Should I Refinance My ARM with a Fixed Rate or Another ARM Mortgage?

Adjustable rate mortgages (ARMs) can save the homeowner a lot of money in certain circumstances. If you have held an ARM in the past several years, it probably did make your interest rate and payment lower. But how about in 2018 and beyond? Rates are generally on the rise, with 30-year fixed rate mortgages in the 4.8% range and could touch 5% next year. So, if your ARM is about to reset, should you get another ARM or go fixed?

At the beginning of 2018, Freddie Mac Primary Mortgage Market Survey indicated that 30-year fixed rate loans were averaging 4.2% and 5/1 ARM loans were at 3.33%. Today as of November 2018, five-year ARMs are clocking in at 4%, while a fixed rate 30-year mortgage is 4.875%.

As of today, you will do .8% better or so with a five-year ARM. But the risk of an ARM is obvious.

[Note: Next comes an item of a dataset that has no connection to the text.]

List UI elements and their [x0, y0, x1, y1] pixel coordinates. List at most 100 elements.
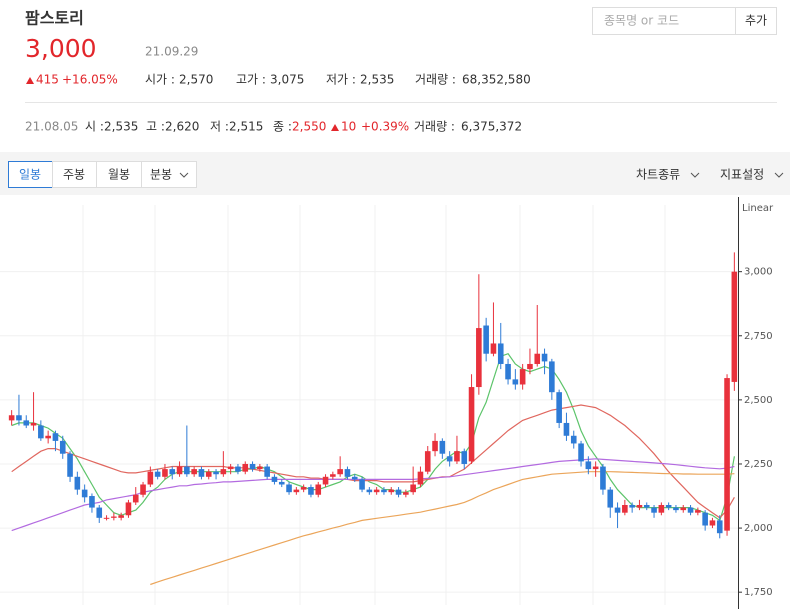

The interest rate environment is rising. If you are planning to stay in your home beyond five or seven years, you run the risk of getting a much higher rate down the line. Before you take out a new ARM in this rising rate environment, experts advise you get a Truth in Lending disclosure. This should show the maximum amount your mortgage payment each month could hit. You should make sure that you are really comfortable with this mortgage payment before you make the decision.

Of course, there are times when getting another ARM could be a great decision. As we have seen, an ARM rate now starts about .8% lower than a fixed rate mortgage. Your monthly payments are much lower for a few years.

If it turns out that rates decline in the five to seven-year period, your payments might decrease when the rate resets. While rates are rising now and in the medium term, it is certainly possible we could have a recession in the next five years that could cause rates to sink.

Before you decide to get another ARM, you should investigate what the caps are on how much your mortgage payments can rise, both each year and over the life of your loan. This might be written in your loan documents as 2/2/5. The first number shows the largest amount by which the rate can go up in the first year after the fixed rate period of 3,5 or 7 years ends. The second number illustrates the most it can change each year. The third number shows how much it can go up over the life of your loan.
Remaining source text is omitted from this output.